Autoclaving being the most widely used method for sterilization worldwide, Boursier et al. analyzed the effect of autoclave temperature on the sterilization of FFF printed objects with PLA filaments, obtaining minimum deformation values [26]. However, the authors did not evaluate the effectiveness of the sterilization process or defined the printing parameters they used [26].

Other authors have looked at the effects of autoclave sterilization on the strength of 3D printed models [17, 27,28,29] in an attempt to evaluate the capabilities of 3D printing for the manufacturing of surgical instruments [30]. Nonetheless, few studies have analyzed morphological changes, which are much more important than strength for the generation of biomodels.

3D printed biomodels are considered a custom-made medical product and, in accordance with article 30 of European Act 5.5.2017, hospitals are allowed to manufacture these products for non-commercial purposes. The main barrier to the widespread implementation of 3D models in hospitals is not of a legal nature but, rather, it is related to the steep learning curve and the safe printing protocols required.

One of the main contributions of this study is that is proposes a safe, affordable, and reproducible 3D printing protocol (Table 2). Given the availability of an open-access software package compatible with the vast majority of present-day 3D printers like Cura, this protocol can be applied in virtually any hospital in the world, with very basic or highly sophisticated 3D printers, to print 3D biomodels during the preoperative planning in most of the fractured bones.

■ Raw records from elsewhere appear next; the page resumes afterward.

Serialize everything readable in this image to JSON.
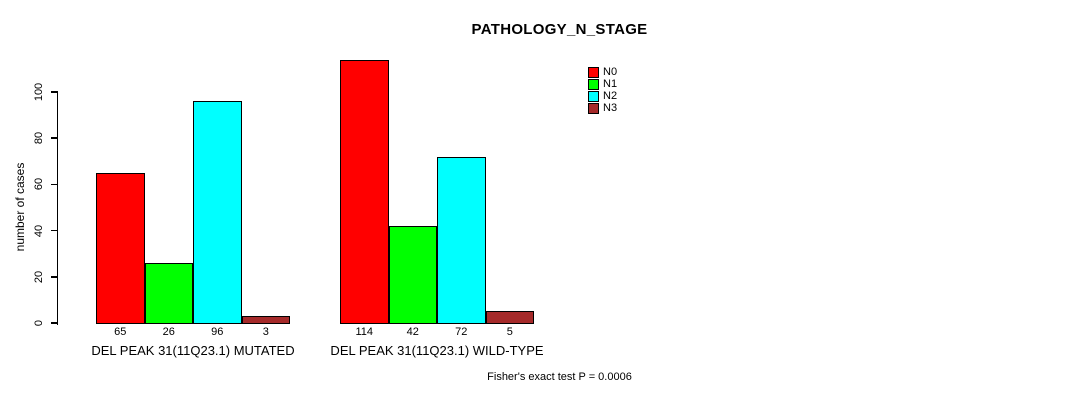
{
  "chart_data": {
    "type": "bar",
    "title": "PATHOLOGY_N_STAGE",
    "ylabel": "number of cases",
    "xlabel": "",
    "ylim": [
      0,
      100
    ],
    "yticks": [
      0,
      20,
      40,
      60,
      80,
      100
    ],
    "grid": false,
    "legend_position": "top-right",
    "categories": [
      "DEL PEAK 31(11Q23.1) MUTATED",
      "DEL PEAK 31(11Q23.1) WILD-TYPE"
    ],
    "series": [
      {
        "name": "N0",
        "color": "#ff0000",
        "values": [
          65,
          114
        ]
      },
      {
        "name": "N1",
        "color": "#00ff00",
        "values": [
          26,
          42
        ]
      },
      {
        "name": "N2",
        "color": "#00ffff",
        "values": [
          96,
          72
        ]
      },
      {
        "name": "N3",
        "color": "#a52a2a",
        "values": [
          3,
          5
        ]
      }
    ],
    "bar_value_labels": [
      [
        65,
        26,
        96,
        3
      ],
      [
        114,
        42,
        72,
        5
      ]
    ],
    "annotation": "Fisher's exact test P = 0.0006"
  },
  "colors": {
    "background": "#ffffff",
    "axis": "#000000",
    "text": "#000000"
  }
}
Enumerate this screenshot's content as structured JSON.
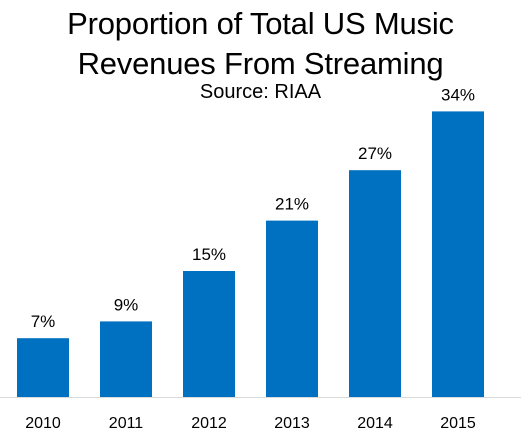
{
  "chart_data": {
    "type": "bar",
    "title": "Proportion of Total US Music Revenues From Streaming",
    "subtitle": "Source: RIAA",
    "xlabel": "",
    "ylabel": "",
    "categories": [
      "2010",
      "2011",
      "2012",
      "2013",
      "2014",
      "2015"
    ],
    "values": [
      7,
      9,
      15,
      21,
      27,
      34
    ],
    "data_labels": [
      "7%",
      "9%",
      "15%",
      "21%",
      "27%",
      "34%"
    ],
    "ylim": [
      0,
      36
    ],
    "grid": false,
    "legend": "none",
    "bar_color": "#0070C0"
  }
}
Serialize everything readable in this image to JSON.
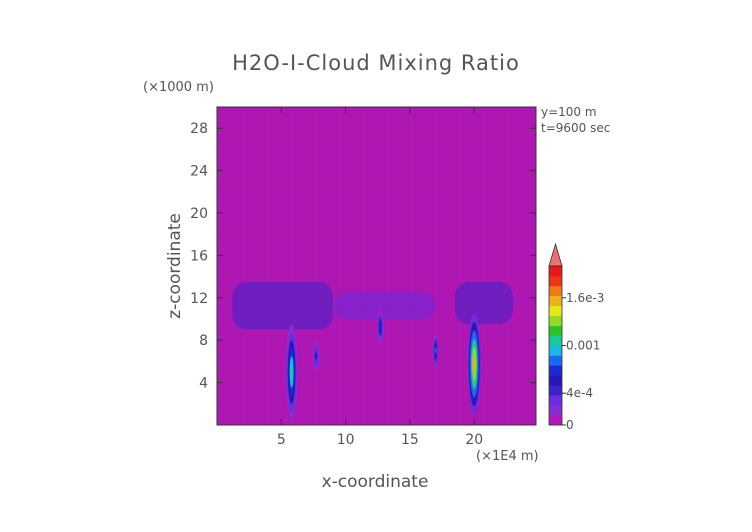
{
  "chart_data": {
    "type": "heatmap",
    "title": "H2O-I-Cloud Mixing Ratio",
    "xlabel": "x-coordinate",
    "ylabel": "z-coordinate",
    "x_unit": "(×1E4 m)",
    "y_unit": "(×1000 m)",
    "annotations": [
      "y=100 m",
      "t=9600 sec"
    ],
    "xlim": [
      0,
      24.8
    ],
    "ylim": [
      0,
      30
    ],
    "x_ticks": [
      5,
      10,
      15,
      20
    ],
    "y_ticks": [
      4,
      8,
      12,
      16,
      20,
      24,
      28
    ],
    "colorbar": {
      "tick_labels": [
        "0",
        "4e-4",
        "0.001",
        "1.6e-3"
      ],
      "tick_values": [
        0,
        0.0004,
        0.001,
        0.0016
      ],
      "max": 0.002,
      "extend": "max",
      "colors": [
        "#b418b8",
        "#8a2cd0",
        "#6a2ee0",
        "#3c24c8",
        "#2a18b4",
        "#1a2ad0",
        "#1c68f0",
        "#1ab8e8",
        "#1ac898",
        "#28c428",
        "#98d828",
        "#e8e818",
        "#f0b018",
        "#f07818",
        "#e83818",
        "#e81818"
      ],
      "extend_color": "#f07070"
    },
    "background_color": "#b418b8",
    "plumes": [
      {
        "x": 5.8,
        "z_bottom": 0.5,
        "z_top": 9.5,
        "peak": 0.0011,
        "width": 0.45
      },
      {
        "x": 20.0,
        "z_bottom": 1.0,
        "z_top": 10.5,
        "peak": 0.0016,
        "width": 0.5
      },
      {
        "x": 12.7,
        "z_bottom": 7.5,
        "z_top": 11.0,
        "peak": 0.0007,
        "width": 0.3
      },
      {
        "x": 17.0,
        "z_bottom": 5.5,
        "z_top": 8.5,
        "peak": 0.0008,
        "width": 0.2
      },
      {
        "x": 7.7,
        "z_bottom": 5.0,
        "z_top": 8.0,
        "peak": 0.0005,
        "width": 0.3
      }
    ],
    "cloud_layer": [
      {
        "x_start": 1.2,
        "x_end": 9.0,
        "z_bottom": 9.0,
        "z_top": 13.5,
        "value": 0.0004
      },
      {
        "x_start": 9.0,
        "x_end": 17.0,
        "z_bottom": 10.0,
        "z_top": 12.5,
        "value": 0.0003
      },
      {
        "x_start": 18.5,
        "x_end": 23.0,
        "z_bottom": 9.5,
        "z_top": 13.5,
        "value": 0.0004
      }
    ]
  }
}
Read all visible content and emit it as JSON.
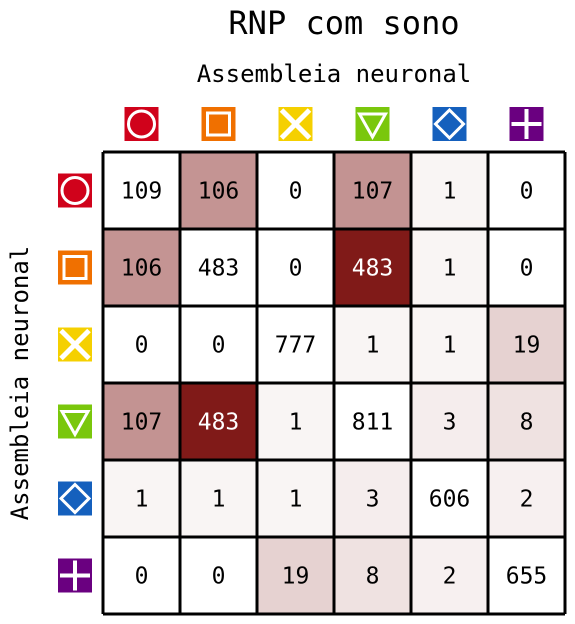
{
  "chart_data": {
    "type": "heatmap",
    "title": "RNP com sono",
    "xlabel": "Assembleia neuronal",
    "ylabel": "Assembleia neuronal",
    "row_symbols": [
      "circle",
      "square",
      "x-cross",
      "triangle-down",
      "diamond",
      "plus"
    ],
    "column_symbols": [
      "circle",
      "square",
      "x-cross",
      "triangle-down",
      "diamond",
      "plus"
    ],
    "symbol_colors": [
      "#d0021b",
      "#f07000",
      "#f5d000",
      "#7ac70c",
      "#1560bd",
      "#6a0080"
    ],
    "values": [
      [
        109,
        106,
        0,
        107,
        1,
        0
      ],
      [
        106,
        483,
        0,
        483,
        1,
        0
      ],
      [
        0,
        0,
        777,
        1,
        1,
        19
      ],
      [
        107,
        483,
        1,
        811,
        3,
        8
      ],
      [
        1,
        1,
        1,
        3,
        606,
        2
      ],
      [
        0,
        0,
        19,
        8,
        2,
        655
      ]
    ],
    "diagonal_shaded": false,
    "color_high": "#801a18",
    "color_low": "#ffffff",
    "grid": true
  }
}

The main limitation of the present study is that is only focuses on one parameter, namely infill percentage, of the many that can be configured to increase the thermal resistance of biomodels. In some cases, a lower infill percentage could be adequate if, for example, the number of external layers or the wall thickness were greater, specially in small bones whereby the infill area is very small. The reason why we focused on infill percentage rather than on some other parameter had to do with the fact that infill is the main contributor to mechanical strength in large objects like biomodels, whereas wall thickness is a more important factor for smaller objects. The infill pattern is another important key part in the 3D printed biomodels and the optimal printing protocol could be quite different using other infill pattern. In our study, we selected the gyroid pattern due to its lightweight and our experience with it, but other infill patterns can be as useful as gyroid pattern with an adequate printing protocol. Future studies should analyze combinations of different parameters with a view to increasing thermal resistance. The protocol presented here is an effective alternative but by no means the only one. However, it is probably the most effective alternative so far reported in the literature.

Another important limitation of our study is that only one kind of filament was used. The properties of the filament may be slightly different across manufacturers. The thermal plasticity properties provided by the different manufacturers should be compared to determine the relevance of this aspect. The reason why we focused our analysis on the PLA filament is that it is economical and easily accessible. Moreover, the biomodel used for the study was a normal distal radius. Morphometric analyses of other body parts could yield slightly different results. In an attempt to overcome this problem, we have expressed the area and volume changes in terms of total initial area and volume values.

Conclusions

The protocol proposed in the present study makes it possible for any hospital to access the benefits offered by the technology discussed. The study provides a series of guidelines on how hospitals should go about the printing work, enhancing their autonomy and performing their preoperative planning using 3D models to speed up the recovery of their patients.